Creative Commons License

Çolakoğlu E., Hızlısoy S., Arslan R. S.

Selcuk University Journal of Engineering Sciences, vol.23, no.1, pp.1-11, 2024 (Peer-Reviewed Journal)


Predicting emotions from speech in different languages with high accuracy has been a challenging task for researchers in recent years. When we delve into the studies conducted in this field, it is clear that researchers generally try to recognize emotions from speech in their traditional language. However, these studies cannot be generalized for multi-lingual environments around the globe. The Turkish speech emotional dataset, which was created for use in our previous studies, was further expanded for use in this study too. Emo-db dataset was also used to benchmark the success of the proposed model. Various pre-processing stages such as standardization, sorting and resampling were applied to the data in the datasets to increase the performance of the model.

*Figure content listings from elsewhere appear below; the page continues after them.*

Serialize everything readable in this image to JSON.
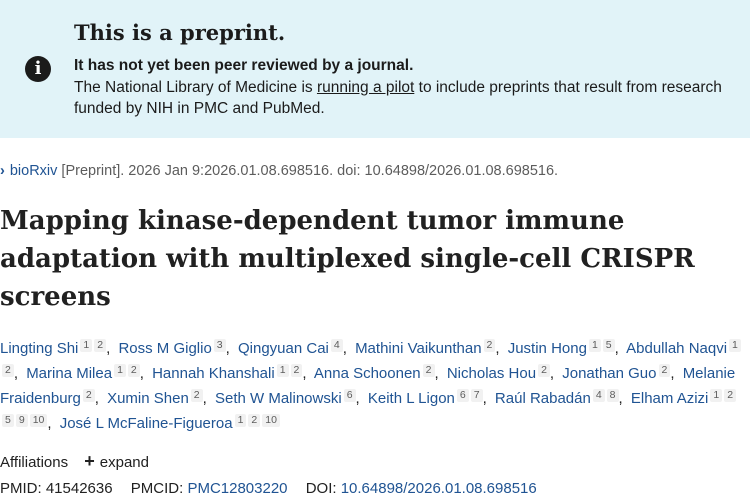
{
  "banner": {
    "icon": "info-icon",
    "title": "This is a preprint.",
    "subtitle": "It has not yet been peer reviewed by a journal.",
    "body_pre": "The National Library of Medicine is ",
    "body_link": "running a pilot",
    "body_post": " to include preprints that result from research funded by NIH in PMC and PubMed."
  },
  "citation": {
    "source_link": "bioRxiv",
    "details": " [Preprint]. 2026 Jan 9:2026.01.08.698516. doi: 10.64898/2026.01.08.698516."
  },
  "article": {
    "title": "Mapping kinase-dependent tumor immune adaptation with multiplexed single-cell CRISPR screens"
  },
  "authors": [
    {
      "name": "Lingting Shi",
      "affils": [
        "1",
        "2"
      ]
    },
    {
      "name": "Ross M Giglio",
      "affils": [
        "3"
      ]
    },
    {
      "name": "Qingyuan Cai",
      "affils": [
        "4"
      ]
    },
    {
      "name": "Mathini Vaikunthan",
      "affils": [
        "2"
      ]
    },
    {
      "name": "Justin Hong",
      "affils": [
        "1",
        "5"
      ]
    },
    {
      "name": "Abdullah Naqvi",
      "affils": [
        "1",
        "2"
      ]
    },
    {
      "name": "Marina Milea",
      "affils": [
        "1",
        "2"
      ]
    },
    {
      "name": "Hannah Khanshali",
      "affils": [
        "1",
        "2"
      ]
    },
    {
      "name": "Anna Schoonen",
      "affils": [
        "2"
      ]
    },
    {
      "name": "Nicholas Hou",
      "affils": [
        "2"
      ]
    },
    {
      "name": "Jonathan Guo",
      "affils": [
        "2"
      ]
    },
    {
      "name": "Melanie Fraidenburg",
      "affils": [
        "2"
      ]
    },
    {
      "name": "Xumin Shen",
      "affils": [
        "2"
      ]
    },
    {
      "name": "Seth W Malinowski",
      "affils": [
        "6"
      ]
    },
    {
      "name": "Keith L Ligon",
      "affils": [
        "6",
        "7"
      ]
    },
    {
      "name": "Raúl Rabadán",
      "affils": [
        "4",
        "8"
      ]
    },
    {
      "name": "Elham Azizi",
      "affils": [
        "1",
        "2",
        "5",
        "9",
        "10"
      ]
    },
    {
      "name": "José L McFaline-Figueroa",
      "affils": [
        "1",
        "2",
        "10"
      ]
    }
  ],
  "affiliations": {
    "label": "Affiliations",
    "expand_icon": "plus-icon",
    "expand_label": "expand"
  },
  "identifiers": {
    "pmid_label": "PMID:",
    "pmid": "41542636",
    "pmcid_label": "PMCID:",
    "pmcid": "PMC12803220",
    "doi_label": "DOI:",
    "doi": "10.64898/2026.01.08.698516"
  },
  "colors": {
    "banner_bg": "#e1f3f8",
    "link": "#205493",
    "text": "#212121"
  }
}
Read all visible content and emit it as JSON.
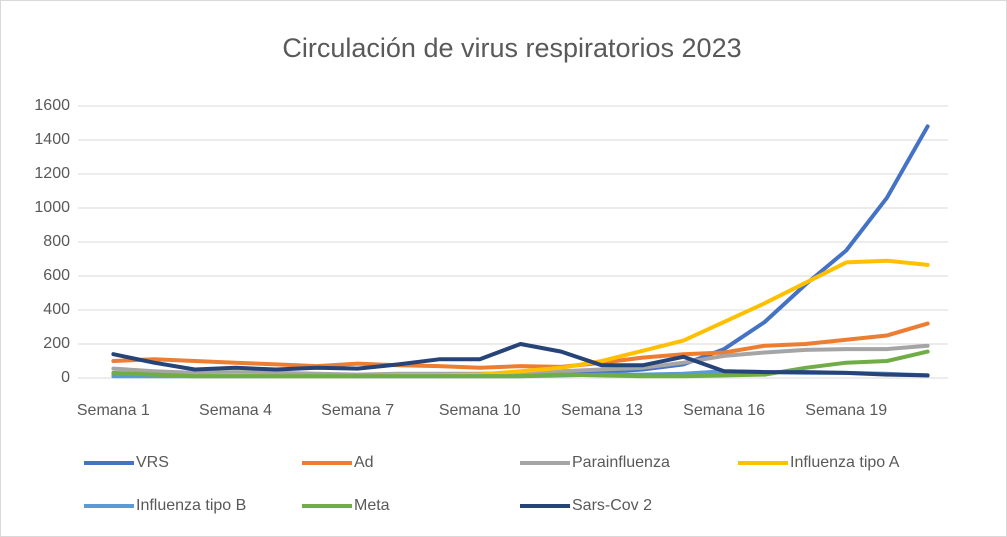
{
  "chart_data": {
    "type": "line",
    "title": "Circulación de virus respiratorios 2023",
    "categories": [
      "Semana 1",
      null,
      null,
      "Semana 4",
      null,
      null,
      "Semana 7",
      null,
      null,
      "Semana 10",
      null,
      null,
      "Semana 13",
      null,
      null,
      "Semana 16",
      null,
      null,
      "Semana 19",
      null,
      null
    ],
    "series": [
      {
        "name": "VRS",
        "color": "#4472c4",
        "values": [
          20,
          20,
          15,
          20,
          15,
          15,
          10,
          15,
          15,
          15,
          20,
          25,
          35,
          50,
          80,
          170,
          330,
          550,
          750,
          1060,
          1480
        ]
      },
      {
        "name": "Ad",
        "color": "#ed7d31",
        "values": [
          100,
          110,
          100,
          90,
          80,
          70,
          85,
          75,
          70,
          60,
          70,
          65,
          90,
          120,
          140,
          150,
          190,
          200,
          225,
          250,
          320
        ]
      },
      {
        "name": "Parainfluenza",
        "color": "#a5a5a5",
        "values": [
          55,
          40,
          30,
          35,
          30,
          25,
          20,
          25,
          25,
          25,
          30,
          40,
          50,
          60,
          90,
          130,
          150,
          165,
          170,
          170,
          190
        ]
      },
      {
        "name": "Influenza tipo A",
        "color": "#ffc000",
        "values": [
          20,
          15,
          10,
          15,
          10,
          10,
          10,
          15,
          15,
          20,
          40,
          60,
          100,
          160,
          220,
          330,
          440,
          560,
          680,
          690,
          665
        ]
      },
      {
        "name": "Influenza tipo B",
        "color": "#5b9bd5",
        "values": [
          10,
          10,
          10,
          10,
          10,
          10,
          10,
          10,
          10,
          10,
          10,
          15,
          20,
          20,
          25,
          40,
          35,
          30,
          30,
          25,
          15
        ]
      },
      {
        "name": "Meta",
        "color": "#70ad47",
        "values": [
          30,
          20,
          10,
          10,
          10,
          10,
          10,
          10,
          10,
          10,
          10,
          20,
          15,
          10,
          10,
          15,
          20,
          60,
          90,
          100,
          155
        ]
      },
      {
        "name": "Sars-Cov 2",
        "color": "#264478",
        "values": [
          140,
          90,
          50,
          60,
          50,
          60,
          55,
          80,
          110,
          110,
          200,
          155,
          75,
          75,
          125,
          40,
          35,
          35,
          30,
          20,
          15
        ]
      }
    ],
    "ylim": [
      0,
      1600
    ],
    "yticks": [
      0,
      200,
      400,
      600,
      800,
      1000,
      1200,
      1400,
      1600
    ],
    "grid": true,
    "legend": "bottom"
  }
}
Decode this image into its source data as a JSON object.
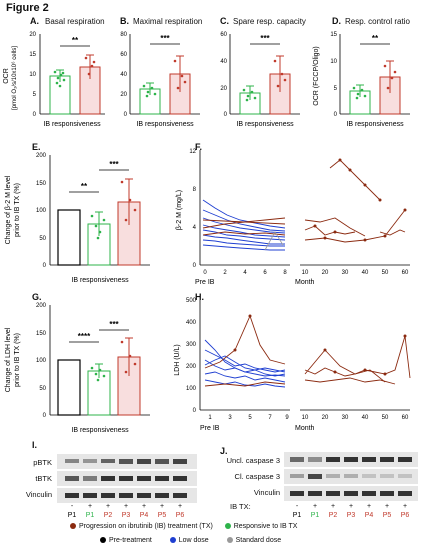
{
  "figure_title": "Figure 2",
  "colors": {
    "green": "#2db34a",
    "red": "#c0392b",
    "black": "#000000",
    "blue": "#1f3fd1",
    "gray": "#999999",
    "darkred": "#8b2a10"
  },
  "panels": {
    "A": {
      "letter": "A.",
      "title": "Basal respiration",
      "sig": "**"
    },
    "B": {
      "letter": "B.",
      "title": "Maximal respiration",
      "sig": "***"
    },
    "C": {
      "letter": "C.",
      "title": "Spare resp. capacity",
      "sig": "***"
    },
    "D": {
      "letter": "D.",
      "title": "Resp. control ratio",
      "sig": "**"
    },
    "E": {
      "letter": "E.",
      "sig1": "**",
      "sig2": "***"
    },
    "F": {
      "letter": "F."
    },
    "G": {
      "letter": "G.",
      "sig1": "****",
      "sig2": "***"
    },
    "H": {
      "letter": "H."
    },
    "I": {
      "letter": "I."
    },
    "J": {
      "letter": "J."
    }
  },
  "axis_labels": {
    "ocr_line1": "OCR",
    "ocr_line2": "[pmol O₂/s/10x10⁶ cells]",
    "ocr_ratio": "OCR (FCCP/Oligo)",
    "ib_responsiveness": "IB responsiveness",
    "b2m_change_1": "Change of β-2 M level",
    "b2m_change_2": "prior to IB TX (%)",
    "b2m_level": "β-2 M (mg/L)",
    "ldh_change_1": "Change of LDH level",
    "ldh_change_2": "prior to IB TX (%)",
    "ldh_level": "LDH (U/L)",
    "pre_ib": "Pre IB",
    "month": "Month"
  },
  "ticks": {
    "A_y": [
      "0",
      "5",
      "10",
      "15",
      "20"
    ],
    "B_y": [
      "0",
      "20",
      "40",
      "60",
      "80"
    ],
    "C_y": [
      "0",
      "20",
      "40",
      "60"
    ],
    "D_y": [
      "0",
      "5",
      "10",
      "15"
    ],
    "EG_y": [
      "0",
      "50",
      "100",
      "150",
      "200"
    ],
    "F_y": [
      "0",
      "4",
      "8",
      "12"
    ],
    "F_x_left": [
      "0",
      "2",
      "4",
      "6",
      "8"
    ],
    "F_x_right": [
      "10",
      "20",
      "30",
      "40",
      "50",
      "60"
    ],
    "H_y": [
      "0",
      "100",
      "200",
      "300",
      "400",
      "500"
    ],
    "H_x_left": [
      "1",
      "3",
      "5",
      "7",
      "9"
    ],
    "H_x_right": [
      "10",
      "20",
      "30",
      "40",
      "50",
      "60"
    ]
  },
  "blots": {
    "I_rows": [
      "pBTK",
      "tBTK",
      "Vinculin"
    ],
    "J_rows": [
      "Uncl. caspase 3",
      "Cl. caspase 3",
      "Vinculin"
    ],
    "ib_tx_label": "IB TX:",
    "I_tx": [
      "-",
      "+",
      "+",
      "+",
      "+",
      "+",
      "+"
    ],
    "J_tx": [
      "-",
      "+",
      "+",
      "+",
      "+",
      "+",
      "+"
    ],
    "lanes": [
      "P1",
      "P1",
      "P2",
      "P3",
      "P4",
      "P5",
      "P6"
    ]
  },
  "legend": {
    "progression": "Progression on ibrutinib (IB) treatment (TX)",
    "responsive": "Responsive to IB TX",
    "pretreatment": "Pre-treatment",
    "low_dose": "Low dose",
    "standard_dose": "Standard dose"
  },
  "chart_data": [
    {
      "panel": "A",
      "type": "bar",
      "title": "Basal respiration",
      "xlabel": "IB responsiveness",
      "ylabel": "OCR [pmol O₂/s/10x10⁶ cells]",
      "ylim": [
        0,
        20
      ],
      "categories": [
        "Responsive to IB TX",
        "Progression on IB TX"
      ],
      "values": [
        9.5,
        11.8
      ],
      "errors": [
        1.5,
        3.0
      ]
    },
    {
      "panel": "B",
      "type": "bar",
      "title": "Maximal respiration",
      "xlabel": "IB responsiveness",
      "ylim": [
        0,
        80
      ],
      "categories": [
        "Responsive to IB TX",
        "Progression on IB TX"
      ],
      "values": [
        25,
        40
      ],
      "errors": [
        6,
        18
      ]
    },
    {
      "panel": "C",
      "type": "bar",
      "title": "Spare resp. capacity",
      "xlabel": "IB responsiveness",
      "ylim": [
        0,
        60
      ],
      "categories": [
        "Responsive to IB TX",
        "Progression on IB TX"
      ],
      "values": [
        16,
        30
      ],
      "errors": [
        5,
        14
      ]
    },
    {
      "panel": "D",
      "type": "bar",
      "title": "Resp. control ratio",
      "xlabel": "IB responsiveness",
      "ylabel": "OCR (FCCP/Oligo)",
      "ylim": [
        0,
        15
      ],
      "categories": [
        "Responsive to IB TX",
        "Progression on IB TX"
      ],
      "values": [
        4.3,
        7.0
      ],
      "errors": [
        1.2,
        3.0
      ]
    },
    {
      "panel": "E",
      "type": "bar",
      "xlabel": "IB responsiveness",
      "ylabel": "Change of β-2 M level prior to IB TX (%)",
      "ylim": [
        0,
        200
      ],
      "categories": [
        "Pre-treatment",
        "Responsive to IB TX",
        "Progression on IB TX"
      ],
      "values": [
        100,
        75,
        115
      ],
      "errors": [
        0,
        22,
        42
      ]
    },
    {
      "panel": "G",
      "type": "bar",
      "xlabel": "IB responsiveness",
      "ylabel": "Change of LDH level prior to IB TX (%)",
      "ylim": [
        0,
        200
      ],
      "categories": [
        "Pre-treatment",
        "Responsive to IB TX",
        "Progression on IB TX"
      ],
      "values": [
        100,
        80,
        105
      ],
      "errors": [
        0,
        12,
        35
      ]
    },
    {
      "panel": "F",
      "type": "line",
      "ylabel": "β-2 M (mg/L)",
      "ylim": [
        0,
        12
      ],
      "series": [
        {
          "x": [
            0,
            2,
            4,
            6,
            8
          ],
          "y": [
            4.5,
            3.8,
            3.5,
            3.2,
            3.0
          ]
        },
        {
          "x": [
            0,
            2,
            4,
            6,
            8
          ],
          "y": [
            3.2,
            3.0,
            2.8,
            2.7,
            2.6
          ]
        },
        {
          "x": [
            0,
            2,
            4,
            6,
            8
          ],
          "y": [
            5.5,
            4.8,
            4.2,
            3.9,
            3.6
          ]
        },
        {
          "x": [
            0,
            2,
            4,
            6,
            8
          ],
          "y": [
            2.6,
            2.5,
            2.4,
            2.3,
            2.2
          ]
        },
        {
          "x": [
            0,
            8
          ],
          "y": [
            7.0,
            7.8
          ]
        }
      ]
    },
    {
      "panel": "H",
      "type": "line",
      "ylabel": "LDH (U/L)",
      "ylim": [
        0,
        500
      ],
      "series": [
        {
          "x": [
            1,
            3,
            5,
            7,
            9
          ],
          "y": [
            300,
            250,
            220,
            200,
            210
          ]
        },
        {
          "x": [
            1,
            3,
            5,
            7,
            9
          ],
          "y": [
            200,
            180,
            190,
            170,
            175
          ]
        },
        {
          "x": [
            1,
            3,
            5,
            7,
            9
          ],
          "y": [
            240,
            350,
            460,
            300,
            260
          ]
        }
      ]
    }
  ]
}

OpenSMILE toolbox, which is frequently encountered in studies, was used to obtain features that provide meaningful information corresponding to the emotion in speech, and thousands of features were obtained from emobase2010 and emo_large feature sets. 8 different machine learning algorithms were used in the model to classify 4 different emotions for the Turkish dataset and 7 different emotions for the Emo-db dataset. The best recognition rates were achieved with 92.73% and 96.3%, respectively, for the Turkish dataset consisting of 1099 records and the Emo-db dataset consisting of 535 records, using the Emobase2010 as a feature set and Logistic Regression as a classifier.